Land Lessons: Summer Cottonwood

How does your spiritual practice support you during the hard times?

The cottonwood fluff is floating in the air, filling the landscape with white puffs that meander gently on the breeze, carried where the winds take them. Even though their touch is light, their impact can be felt as the fluff goes everywhere. It’s both magical and abundant in nature.

Observing Nature as a Spiritual Practice

I find myself soothed as I watch it float. My mind is calmed by the way it spreads, and I can’t help but liken this to a lot of the lessons I am currently learning about well-being and happiness. I’m taking a course that has me thinking about how we propagate hope. The class has me thinking about how to nourish positive attitudes. So much of it is aligned with what I hold true in my spiritual practice. Cultivating mindfulness is key to being a better witch. At least it is to me.

What and how one cultivates mindfulness is entirely up to the individual. But I believe that knowing how the mind works (its nature) is vital to being a magical worker. The language we use around this changes. These days, we talk about this a lot under the umbrella of shadow work (though I suspect that this is slowly falling out of fashion as I see it being used less and less as a term). When I started on this path, it was referred to as integrating your dark side, then it became “knowing yourself,” sometimes it is “doing the work”. I think we’re starting to move towards mindfulness more these days as well-being culture takes root. Regardless, the purpose is the same. It’s knowing yourself, all of yourself, the good and bad, and working to accept all of it as part of ourselves. In so doing, we become better equipped to navigate our perceptions, reactions, and choices in the world around us.

Applying Nature Observations to Life

My thoughts are like that cottonwood fluff. I cannot control where they will go. What they will impact. But my thoughts plant seeds that can turn in to great trees, so I need to recognize this.
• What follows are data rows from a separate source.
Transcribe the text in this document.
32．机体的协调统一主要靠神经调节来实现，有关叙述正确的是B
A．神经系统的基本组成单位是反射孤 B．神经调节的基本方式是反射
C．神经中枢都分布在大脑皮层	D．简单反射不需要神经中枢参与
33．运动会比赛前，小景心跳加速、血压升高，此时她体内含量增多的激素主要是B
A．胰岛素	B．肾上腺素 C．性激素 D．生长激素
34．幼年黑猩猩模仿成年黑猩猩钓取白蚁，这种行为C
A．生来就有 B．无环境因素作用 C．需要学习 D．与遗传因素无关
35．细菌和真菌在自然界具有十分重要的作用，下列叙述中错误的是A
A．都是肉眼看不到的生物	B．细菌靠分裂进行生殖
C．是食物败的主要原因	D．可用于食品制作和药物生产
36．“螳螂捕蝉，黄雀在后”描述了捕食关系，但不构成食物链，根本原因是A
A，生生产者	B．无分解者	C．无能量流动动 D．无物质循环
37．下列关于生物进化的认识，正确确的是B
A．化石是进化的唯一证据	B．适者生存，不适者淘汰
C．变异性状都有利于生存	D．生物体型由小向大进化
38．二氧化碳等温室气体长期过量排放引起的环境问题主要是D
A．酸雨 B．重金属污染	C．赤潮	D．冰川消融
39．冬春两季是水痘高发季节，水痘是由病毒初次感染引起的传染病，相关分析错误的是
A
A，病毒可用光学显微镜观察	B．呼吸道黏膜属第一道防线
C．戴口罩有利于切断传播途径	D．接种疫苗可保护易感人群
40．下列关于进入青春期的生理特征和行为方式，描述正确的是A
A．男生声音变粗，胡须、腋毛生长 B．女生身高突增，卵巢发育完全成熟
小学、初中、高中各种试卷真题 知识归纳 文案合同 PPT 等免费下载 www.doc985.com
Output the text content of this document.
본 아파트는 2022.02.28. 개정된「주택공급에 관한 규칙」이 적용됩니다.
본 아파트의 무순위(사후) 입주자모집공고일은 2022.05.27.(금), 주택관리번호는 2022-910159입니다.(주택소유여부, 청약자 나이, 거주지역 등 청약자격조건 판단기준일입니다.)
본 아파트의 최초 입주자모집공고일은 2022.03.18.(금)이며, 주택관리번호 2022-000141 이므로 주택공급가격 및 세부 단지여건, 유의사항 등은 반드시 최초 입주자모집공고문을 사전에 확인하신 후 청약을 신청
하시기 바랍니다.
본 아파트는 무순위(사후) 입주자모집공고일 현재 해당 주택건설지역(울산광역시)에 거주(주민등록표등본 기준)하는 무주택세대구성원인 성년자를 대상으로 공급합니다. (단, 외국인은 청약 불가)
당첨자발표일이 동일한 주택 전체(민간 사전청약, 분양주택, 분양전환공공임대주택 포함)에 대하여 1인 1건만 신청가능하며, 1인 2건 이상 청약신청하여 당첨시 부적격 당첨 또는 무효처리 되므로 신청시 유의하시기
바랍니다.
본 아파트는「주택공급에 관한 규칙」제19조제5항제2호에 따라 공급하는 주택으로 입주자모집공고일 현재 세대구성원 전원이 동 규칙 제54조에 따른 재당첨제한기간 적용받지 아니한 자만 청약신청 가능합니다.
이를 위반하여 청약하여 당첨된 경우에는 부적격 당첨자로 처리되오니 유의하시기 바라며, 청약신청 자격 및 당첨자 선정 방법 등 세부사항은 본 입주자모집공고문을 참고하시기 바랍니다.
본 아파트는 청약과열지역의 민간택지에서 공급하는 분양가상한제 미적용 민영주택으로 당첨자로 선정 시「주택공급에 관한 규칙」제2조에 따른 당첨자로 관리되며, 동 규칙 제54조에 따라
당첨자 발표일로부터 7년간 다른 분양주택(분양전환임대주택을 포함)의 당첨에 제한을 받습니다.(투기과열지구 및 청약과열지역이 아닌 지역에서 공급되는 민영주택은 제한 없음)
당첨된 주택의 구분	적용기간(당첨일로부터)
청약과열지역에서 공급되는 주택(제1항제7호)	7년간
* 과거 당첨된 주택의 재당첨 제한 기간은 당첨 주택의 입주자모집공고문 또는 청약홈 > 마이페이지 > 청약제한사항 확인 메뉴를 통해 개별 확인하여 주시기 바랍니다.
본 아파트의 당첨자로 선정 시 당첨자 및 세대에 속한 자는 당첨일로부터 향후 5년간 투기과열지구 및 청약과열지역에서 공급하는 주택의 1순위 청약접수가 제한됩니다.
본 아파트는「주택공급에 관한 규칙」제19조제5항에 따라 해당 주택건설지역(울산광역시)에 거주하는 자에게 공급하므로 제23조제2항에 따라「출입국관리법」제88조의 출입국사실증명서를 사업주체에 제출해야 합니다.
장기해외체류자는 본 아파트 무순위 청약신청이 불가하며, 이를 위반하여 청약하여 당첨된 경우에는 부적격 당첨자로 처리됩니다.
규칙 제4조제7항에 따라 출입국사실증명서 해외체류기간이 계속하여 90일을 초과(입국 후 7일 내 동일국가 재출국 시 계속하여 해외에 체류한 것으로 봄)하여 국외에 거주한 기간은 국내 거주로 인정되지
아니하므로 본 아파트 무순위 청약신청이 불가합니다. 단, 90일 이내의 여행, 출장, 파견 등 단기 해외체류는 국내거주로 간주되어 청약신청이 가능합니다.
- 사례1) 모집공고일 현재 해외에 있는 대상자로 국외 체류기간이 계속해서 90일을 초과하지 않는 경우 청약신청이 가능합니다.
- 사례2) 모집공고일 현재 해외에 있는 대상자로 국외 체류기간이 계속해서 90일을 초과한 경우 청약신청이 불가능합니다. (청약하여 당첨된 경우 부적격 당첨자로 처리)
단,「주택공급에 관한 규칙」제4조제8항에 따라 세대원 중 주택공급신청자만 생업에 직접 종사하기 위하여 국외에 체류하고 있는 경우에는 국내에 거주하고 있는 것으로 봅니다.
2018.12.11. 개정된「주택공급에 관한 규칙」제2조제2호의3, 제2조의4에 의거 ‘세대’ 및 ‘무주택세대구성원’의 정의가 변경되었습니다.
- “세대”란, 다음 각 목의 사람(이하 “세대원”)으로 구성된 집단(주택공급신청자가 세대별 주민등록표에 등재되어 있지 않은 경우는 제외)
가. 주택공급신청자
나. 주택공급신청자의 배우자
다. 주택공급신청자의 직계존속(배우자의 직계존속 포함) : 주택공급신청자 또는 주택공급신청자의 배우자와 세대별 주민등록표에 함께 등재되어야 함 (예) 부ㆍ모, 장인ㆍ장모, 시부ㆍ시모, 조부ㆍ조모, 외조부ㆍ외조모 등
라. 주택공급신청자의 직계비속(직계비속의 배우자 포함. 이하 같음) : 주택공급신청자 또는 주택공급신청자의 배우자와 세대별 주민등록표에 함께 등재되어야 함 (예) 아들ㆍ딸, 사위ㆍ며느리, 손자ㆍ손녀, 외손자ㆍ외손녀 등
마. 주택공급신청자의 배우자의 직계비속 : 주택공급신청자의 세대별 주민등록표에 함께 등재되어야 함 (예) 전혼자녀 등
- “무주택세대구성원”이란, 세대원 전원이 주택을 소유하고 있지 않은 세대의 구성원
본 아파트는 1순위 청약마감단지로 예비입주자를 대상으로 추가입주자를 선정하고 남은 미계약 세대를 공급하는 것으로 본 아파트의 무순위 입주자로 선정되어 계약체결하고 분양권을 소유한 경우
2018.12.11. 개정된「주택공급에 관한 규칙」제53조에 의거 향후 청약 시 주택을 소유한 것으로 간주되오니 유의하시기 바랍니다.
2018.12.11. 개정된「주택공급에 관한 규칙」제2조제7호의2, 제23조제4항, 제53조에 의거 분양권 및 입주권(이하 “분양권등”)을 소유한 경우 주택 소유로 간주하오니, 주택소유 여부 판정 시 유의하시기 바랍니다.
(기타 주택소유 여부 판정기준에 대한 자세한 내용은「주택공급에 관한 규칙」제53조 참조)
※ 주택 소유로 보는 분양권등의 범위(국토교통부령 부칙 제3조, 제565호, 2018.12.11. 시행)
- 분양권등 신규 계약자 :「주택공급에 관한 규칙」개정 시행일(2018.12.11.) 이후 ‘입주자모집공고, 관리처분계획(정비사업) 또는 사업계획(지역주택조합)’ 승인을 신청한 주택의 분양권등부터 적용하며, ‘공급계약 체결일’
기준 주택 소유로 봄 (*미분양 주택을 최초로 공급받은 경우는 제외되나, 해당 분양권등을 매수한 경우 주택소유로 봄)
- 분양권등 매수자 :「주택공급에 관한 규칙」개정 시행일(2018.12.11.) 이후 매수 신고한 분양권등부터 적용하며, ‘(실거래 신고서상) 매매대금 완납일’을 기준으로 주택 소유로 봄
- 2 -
They have the possibility to harm or heal. As I navigate a complex work life situation, I find myself coming back to all that I have learned in my practice about the person I want to be. I find myself thinking about the aspirations I have for myself as a witch. How do I navigate a tricky situation with integrity? Can I honour myself and the boundaries I need for well-being, while also striving to create a healthy, collaborative workplace? How do I allow softness to guide me in a way that demands attention and sets the tone for kindness?

This isn’t a situation that can be held with martial force. In fact, I think the world right now might need to learn how to find the softer side of martial energies. But that is a different conversation for another day.

No, right now the season, the land, and nature are inviting me into gentleness and heart and I’m trying to heed that call. To remember that the land has deep lessons to teach and those lessons are being carried gently on the wind right now. From the whispering rustle of the leaves to the fluff that floats across the sky; now is a time to embrace a gentler touch and recognize that kindness can sow more seeds in this season.

How does my practice link to all of this?

Simply put, my practice teaches me the art of watching my mind and learning its nature. In doing so, I am able to see my reactions. In this case, seeing how strongly I am reacting prompts me to stop and stand back to watch what is at the root of the situation. I stopped to smell the flowers (or observe the cottonwood) only to realize that through observing nature, I was able to slow down long enough to find what felt true and right to me in the moment. While I want to rush in, tear down, and cut away what I don’t like – I recognize it will not serve. The wound will never heal fully and that nature has many ways of bringing about change, why not try a different one? One that spreads hope and joy? It might not work. Or it might take longer. But once they take root, cottonwood trees are huge, majestic, and can create space for greater biodiversity.

The fusion between nature and mindfulness are the core of my practice. They are how the God and the Goddess speak to me. Others might find the Divine in different ways. But for me, it is in those quiet moments of knowing and inner stillness that I hear the Divine and know what is true.

Right now, the Cottonwoods are teaching me a lesson. And I’m going to listen.